Question:
I have believed in God and the main teachings of Christianity for my whole life up until this past year. I was taught there was a God by my parents and the main points of Christian belief (heaven, hell, free will, gift of eternal life, sacrifice of Christ). I never questioned these beliefs or thought any reason why they could be wrong. When I began going to college, studying science, history, and biology, I became more intelligent and started to look at my beliefs through a new perspective. At the same time I was learning this information(much of which seeming to contradict what the bible says), I also began to ask the big questions(what is the meaning of life?, what about the people before Christ or have never been taught of him?, the problem of free will, why a perfect and all-knowing God would allow the Devil to have so much power and take so many souls?). Christianity seems to have no answers to these questions and the Christians I know seem to understand it less than I do. Many of them have not even questioned their own faith or the big questions in life. Then, I would read about how the bible says the world was created around 4000 B.C., but we have found that it is billions of years old and homo sapiens have existed for 160,000 years. Why would the Bible give these stories of the fall of man, the beginning of the world, when science has proved them false? I feel farther from believing in God than ever and wish this was not so. My mind is at a limbo, trying to process everything I see without coming to any conclusion and I am beginning to get more frustrated with it. I do not want to side with atheism because I hate to believe that there is nothing more, that there is no loving God, no afterlife. But at the same time, I cannot convince myself to believe in something I don’t understand and doesn’t seem to fit together. Any answer is appreciated. Thank you.
Answer:
Well, you certainly have a lot of questions.  I wish you had asked earlier before so many piled up on you.  I am sure you are feeling a bit overwhelmed.   I am afraid that you pose at least a dozen major questions, each of which deserves a page or two of reply, and here I am about to go off to travel around Christmas.   My first response is that every question you raise has a perfectly reasonable answer from a Christian perspective.  Some are really quite easy to answer, some, to be honest, are not.  Every one of these questions have been asked and answered at my web site.  Most of them more than one time.  If you do a bit of a word search, you will find these questions and answers.   Let me pick a couple of the questions you raise and give you at least a start.

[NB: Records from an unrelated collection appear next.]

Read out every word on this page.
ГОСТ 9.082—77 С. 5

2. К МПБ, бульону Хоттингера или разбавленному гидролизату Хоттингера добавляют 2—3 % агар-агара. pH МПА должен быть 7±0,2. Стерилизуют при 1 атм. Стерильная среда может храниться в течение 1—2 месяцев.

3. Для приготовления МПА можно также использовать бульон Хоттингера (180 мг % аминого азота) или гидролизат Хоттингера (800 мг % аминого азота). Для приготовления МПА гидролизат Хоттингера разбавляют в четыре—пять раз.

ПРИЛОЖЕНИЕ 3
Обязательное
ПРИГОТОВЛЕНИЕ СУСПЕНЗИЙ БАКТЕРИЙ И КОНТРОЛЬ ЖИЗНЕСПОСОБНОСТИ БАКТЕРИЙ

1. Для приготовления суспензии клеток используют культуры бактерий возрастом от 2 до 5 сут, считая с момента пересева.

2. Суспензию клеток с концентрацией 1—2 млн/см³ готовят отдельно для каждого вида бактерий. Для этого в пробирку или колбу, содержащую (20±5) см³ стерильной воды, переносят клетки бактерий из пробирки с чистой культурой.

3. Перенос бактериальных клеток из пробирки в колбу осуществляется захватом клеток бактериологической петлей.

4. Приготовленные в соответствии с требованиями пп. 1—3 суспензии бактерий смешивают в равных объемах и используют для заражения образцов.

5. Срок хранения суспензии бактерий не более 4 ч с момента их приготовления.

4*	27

First of all on the age of the earth.  The Bible does not say that the earth is 6000 years old.  You will not find this claim anywhere in the Bible.  That is one interpretation, but I believe the most reasonable interpretation of the "days" of Genesis 1 is that they represent chapters or periods of time over which God did what he said he did.  Genesis 1 is not a scientific treatise, but a theological one.  Trying to force a Western/rational analysis on this Near Eastern literature is not a reasonable approach.    As theology, Genesis one gives credit to God for creating everything.  The outline goes something like this.  First God created light (big bang), then he created the earth with an ocean which covered it.  Then land rose from the water, then life appeared in the water, then on the land, then ever more complex creatures, then, last of all human beings.  Where is the scientific error there?  If you read the creation myths of other cultures you find wild ideas about gods doing this and that.  You find chaos, but in the Bible you find order.  This is all in agreement with science.   I see no problem whatsoever with the age of the earth and no contradiction with the evidence from evolution either.  You will find an essay and power point titled "Four Christian Views of Evolution" at my web site for more on this.
About suffering and evil, this is a harder question.  Here is how I see it.  The fact that free will exists is a matter of common sense experience of all human beings.  If deterministic scientists want to deny the existence of human will and consciousness based on scientific experiments, then I say that such experiments cannot ever settle the question of the existence of a soul or a spirit or free will.   Biblical theology answers the question of evil and of suffering as follows:
We either have free will or we do not.
Why do we have free will?  Because God loves us and he wants us to love him.  Free will gives choice.  In fact, love, by definition, cannot exist without free will.  That is the biblical answer to the question.
We either have a real freedom to reject God’s love and his will for our lives or we do not.  Genesis 2-4 is the story of this granting of free will and our rejection of God’s love and of his will for our lives.  Sin happened because the choice for Adam and Eve (and for us) is not just theoretical.   Once sin entered the world, so did suffering and evil.   This does not make the problem easy.  It does not make suffering and evil easy to accept.  God’s will is that we love him and have an eternal relationship with him.  God does not choose to send people to hell, but people choose to reject God’s love and his will for their lives.  Again, this does not prove that God does not love us.  Ironically, it proves that God DOES love us.   The Bible says that God is love.  God is incapable of an action which is inconsistent with his love.  However, love is not the only attribute of God.  Holiness and justice are part of what defines God.  God’s holiness and his justice demand that there be consequences for rejecting his will and his love.  God is loving, he is good, he is just, but he is not "nice" as some perhaps wish he is.   This is the consistent biblical picture.  Those who lose sight of biblical theology get into all kinds of confusing conundrums.  You appear to have found yourself in just such a conundrum.
I hope this will get you started.  Feel free to send me some  more specific questions or to follow up on these.